Il était le bonbon de la fin du mercato estival du Stade rennais : Juan Quintero, petit phénomène colombien, étiqueté joueur plaisir, manieur fou prêté par le FC Porto pour s'endurcir dans la rugueuse Ligue 1. Sauf que plus d'un mois après son arrivée en Bretagne, la Pulga de Medellin n'a toujours pas une apparition sur la feuille de match…

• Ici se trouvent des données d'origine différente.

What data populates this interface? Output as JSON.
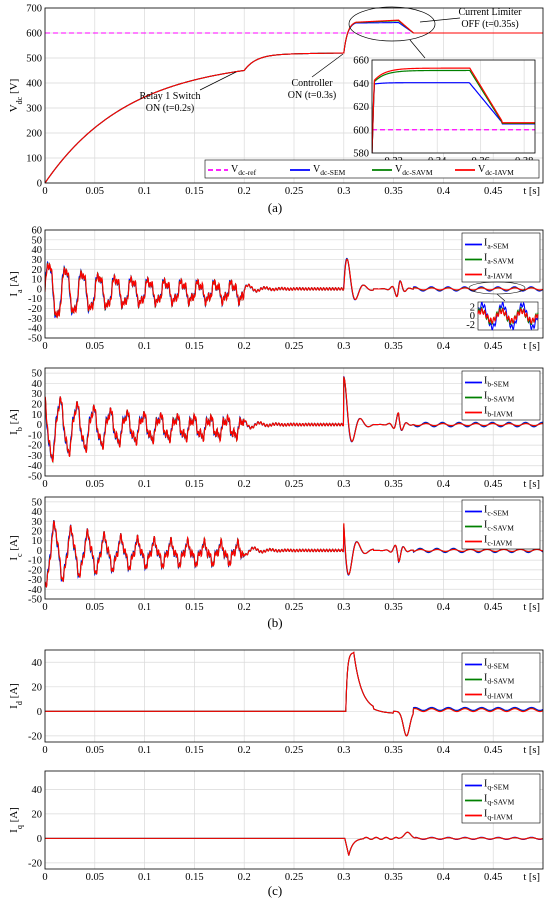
{
  "colors": {
    "sem": "#0000ff",
    "savm": "#008000",
    "iavm": "#ff0000",
    "ref": "#ff00ff"
  },
  "captions": {
    "a": "(a)",
    "b": "(b)",
    "c": "(c)"
  },
  "x_unit": "t [s]",
  "chart_data": [
    {
      "id": "vdc",
      "type": "line",
      "ylabel_main": "V",
      "ylabel_sub": "dc",
      "ylabel_unit": " [V]",
      "xlim": [
        0,
        0.5
      ],
      "ylim": [
        0,
        700
      ],
      "xticks": [
        0,
        0.05,
        0.1,
        0.15,
        0.2,
        0.25,
        0.3,
        0.35,
        0.4,
        0.45
      ],
      "xtick_labels": [
        "0",
        "0.05",
        "0.1",
        "0.15",
        "0.2",
        "0.25",
        "0.3",
        "0.35",
        "0.4",
        "0.45"
      ],
      "yticks": [
        0,
        100,
        200,
        300,
        400,
        500,
        600,
        700
      ],
      "ytick_labels": [
        "0",
        "100",
        "200",
        "300",
        "400",
        "500",
        "600",
        "700"
      ],
      "grid": true,
      "series": [
        {
          "name": "V",
          "sub": "dc-ref",
          "color": "ref",
          "dash": true
        },
        {
          "name": "V",
          "sub": "dc-SEM",
          "color": "sem"
        },
        {
          "name": "V",
          "sub": "dc-SAVM",
          "color": "savm"
        },
        {
          "name": "V",
          "sub": "dc-IAVM",
          "color": "iavm"
        }
      ],
      "legend": "bottom-right",
      "annotations": [
        {
          "lines": [
            "Relay 1 Switch",
            "ON (t=0.2s)"
          ]
        },
        {
          "lines": [
            "Controller",
            "ON (t=0.3s)"
          ]
        },
        {
          "lines": [
            "Current Limiter",
            "OFF (t=0.35s)"
          ]
        }
      ],
      "inset": {
        "xlim": [
          0.31,
          0.385
        ],
        "ylim": [
          580,
          660
        ],
        "xticks": [
          0.32,
          0.34,
          0.36,
          0.38
        ],
        "xtick_labels": [
          "0.32",
          "0.34",
          "0.36",
          "0.38"
        ],
        "yticks": [
          580,
          600,
          620,
          640,
          660
        ],
        "ytick_labels": [
          "580",
          "600",
          "620",
          "640",
          "660"
        ]
      }
    },
    {
      "id": "ia",
      "type": "line",
      "ylabel_main": "I",
      "ylabel_sub": "a",
      "ylabel_unit": " [A]",
      "xlim": [
        0,
        0.5
      ],
      "ylim": [
        -50,
        60
      ],
      "xticks": [
        0,
        0.05,
        0.1,
        0.15,
        0.2,
        0.25,
        0.3,
        0.35,
        0.4,
        0.45
      ],
      "xtick_labels": [
        "0",
        "0.05",
        "0.1",
        "0.15",
        "0.2",
        "0.25",
        "0.3",
        "0.35",
        "0.4",
        "0.45"
      ],
      "yticks": [
        -50,
        -40,
        -30,
        -20,
        -10,
        0,
        10,
        20,
        30,
        40,
        50,
        60
      ],
      "ytick_labels": [
        "-50",
        "-40",
        "-30",
        "-20",
        "-10",
        "0",
        "10",
        "20",
        "30",
        "40",
        "50",
        "60"
      ],
      "grid": true,
      "series": [
        {
          "name": "I",
          "sub": "a-SEM",
          "color": "sem"
        },
        {
          "name": "I",
          "sub": "a-SAVM",
          "color": "savm"
        },
        {
          "name": "I",
          "sub": "a-IAVM",
          "color": "iavm"
        }
      ],
      "legend": "top-right",
      "inset": {
        "yticks": [
          2,
          0,
          -2
        ],
        "ytick_labels": [
          "2",
          "0",
          "-2"
        ]
      }
    },
    {
      "id": "ib",
      "type": "line",
      "ylabel_main": "I",
      "ylabel_sub": "b",
      "ylabel_unit": " [A]",
      "xlim": [
        0,
        0.5
      ],
      "ylim": [
        -50,
        55
      ],
      "xticks": [
        0,
        0.05,
        0.1,
        0.15,
        0.2,
        0.25,
        0.3,
        0.35,
        0.4,
        0.45
      ],
      "xtick_labels": [
        "0",
        "0.05",
        "0.1",
        "0.15",
        "0.2",
        "0.25",
        "0.3",
        "0.35",
        "0.4",
        "0.45"
      ],
      "yticks": [
        -50,
        -40,
        -30,
        -20,
        -10,
        0,
        10,
        20,
        30,
        40,
        50
      ],
      "ytick_labels": [
        "-50",
        "-40",
        "-30",
        "-20",
        "-10",
        "0",
        "10",
        "20",
        "30",
        "40",
        "50"
      ],
      "grid": true,
      "series": [
        {
          "name": "I",
          "sub": "b-SEM",
          "color": "sem"
        },
        {
          "name": "I",
          "sub": "b-SAVM",
          "color": "savm"
        },
        {
          "name": "I",
          "sub": "b-IAVM",
          "color": "iavm"
        }
      ],
      "legend": "top-right"
    },
    {
      "id": "ic",
      "type": "line",
      "ylabel_main": "I",
      "ylabel_sub": "c",
      "ylabel_unit": " [A]",
      "xlim": [
        0,
        0.5
      ],
      "ylim": [
        -50,
        55
      ],
      "xticks": [
        0,
        0.05,
        0.1,
        0.15,
        0.2,
        0.25,
        0.3,
        0.35,
        0.4,
        0.45
      ],
      "xtick_labels": [
        "0",
        "0.05",
        "0.1",
        "0.15",
        "0.2",
        "0.25",
        "0.3",
        "0.35",
        "0.4",
        "0.45"
      ],
      "yticks": [
        -50,
        -40,
        -30,
        -20,
        -10,
        0,
        10,
        20,
        30,
        40,
        50
      ],
      "ytick_labels": [
        "-50",
        "-40",
        "-30",
        "-20",
        "-10",
        "0",
        "10",
        "20",
        "30",
        "40",
        "50"
      ],
      "grid": true,
      "series": [
        {
          "name": "I",
          "sub": "c-SEM",
          "color": "sem"
        },
        {
          "name": "I",
          "sub": "c-SAVM",
          "color": "savm"
        },
        {
          "name": "I",
          "sub": "c-IAVM",
          "color": "iavm"
        }
      ],
      "legend": "top-right"
    },
    {
      "id": "id",
      "type": "line",
      "ylabel_main": "I",
      "ylabel_sub": "d",
      "ylabel_unit": " [A]",
      "xlim": [
        0,
        0.5
      ],
      "ylim": [
        -25,
        50
      ],
      "xticks": [
        0,
        0.05,
        0.1,
        0.15,
        0.2,
        0.25,
        0.3,
        0.35,
        0.4,
        0.45
      ],
      "xtick_labels": [
        "0",
        "0.05",
        "0.1",
        "0.15",
        "0.2",
        "0.25",
        "0.3",
        "0.35",
        "0.4",
        "0.45"
      ],
      "yticks": [
        -20,
        0,
        20,
        40
      ],
      "ytick_labels": [
        "-20",
        "0",
        "20",
        "40"
      ],
      "grid": true,
      "series": [
        {
          "name": "I",
          "sub": "d-SEM",
          "color": "sem"
        },
        {
          "name": "I",
          "sub": "d-SAVM",
          "color": "savm"
        },
        {
          "name": "I",
          "sub": "d-IAVM",
          "color": "iavm"
        }
      ],
      "legend": "top-right"
    },
    {
      "id": "iq",
      "type": "line",
      "ylabel_main": "I",
      "ylabel_sub": "q",
      "ylabel_unit": " [A]",
      "xlim": [
        0,
        0.5
      ],
      "ylim": [
        -25,
        55
      ],
      "xticks": [
        0,
        0.05,
        0.1,
        0.15,
        0.2,
        0.25,
        0.3,
        0.35,
        0.4,
        0.45
      ],
      "xtick_labels": [
        "0",
        "0.05",
        "0.1",
        "0.15",
        "0.2",
        "0.25",
        "0.3",
        "0.35",
        "0.4",
        "0.45"
      ],
      "yticks": [
        -20,
        0,
        20,
        40
      ],
      "ytick_labels": [
        "-20",
        "0",
        "20",
        "40"
      ],
      "grid": true,
      "series": [
        {
          "name": "I",
          "sub": "q-SEM",
          "color": "sem"
        },
        {
          "name": "I",
          "sub": "q-SAVM",
          "color": "savm"
        },
        {
          "name": "I",
          "sub": "q-IAVM",
          "color": "iavm"
        }
      ],
      "legend": "top-right"
    }
  ]
}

C’était le 19 juin 2014 à Brasilia, face à la Côte d’Ivoire. Du puits sans fond qu’est le réservoir du football colombien émergeait un nouveau petit bonhomme nommé Juan Quintero. Entré en jeu quelques minutes auparavant en remplaçant Ibarbo, le gamin était parfaitement lancé par Teo Gutiérrez à la limite du hors-jeu et s’en allait tranquillement tromper Barry Copa d’un plat du pied sécurité plein de maîtrise, pour le 2-0 qui allait finir en 2-1 à la fin du match. Quintero, ce blaze qui sonne bien, les suiveurs du championnat portugais l’avaient déjà en tête depuis qu’il était arrivé à Porto l’été précédent, en provenance d’Italie et du club de Pescara, où il avait fait connaissance avec le football européen. En déroulant plus en amont encore la carrière du garçon, il y a les débuts à la maison avec Envigado (où ont également commencé Fredy Guarín et surtout James Rodríguez), puis le prestigieux Atlético Nacional. La carrière est alors linéaire, l’ascension quasi parfaite, l’intérêt des plus grands clubs permanent, car le talent évident, tendance dynamiteur provocateur.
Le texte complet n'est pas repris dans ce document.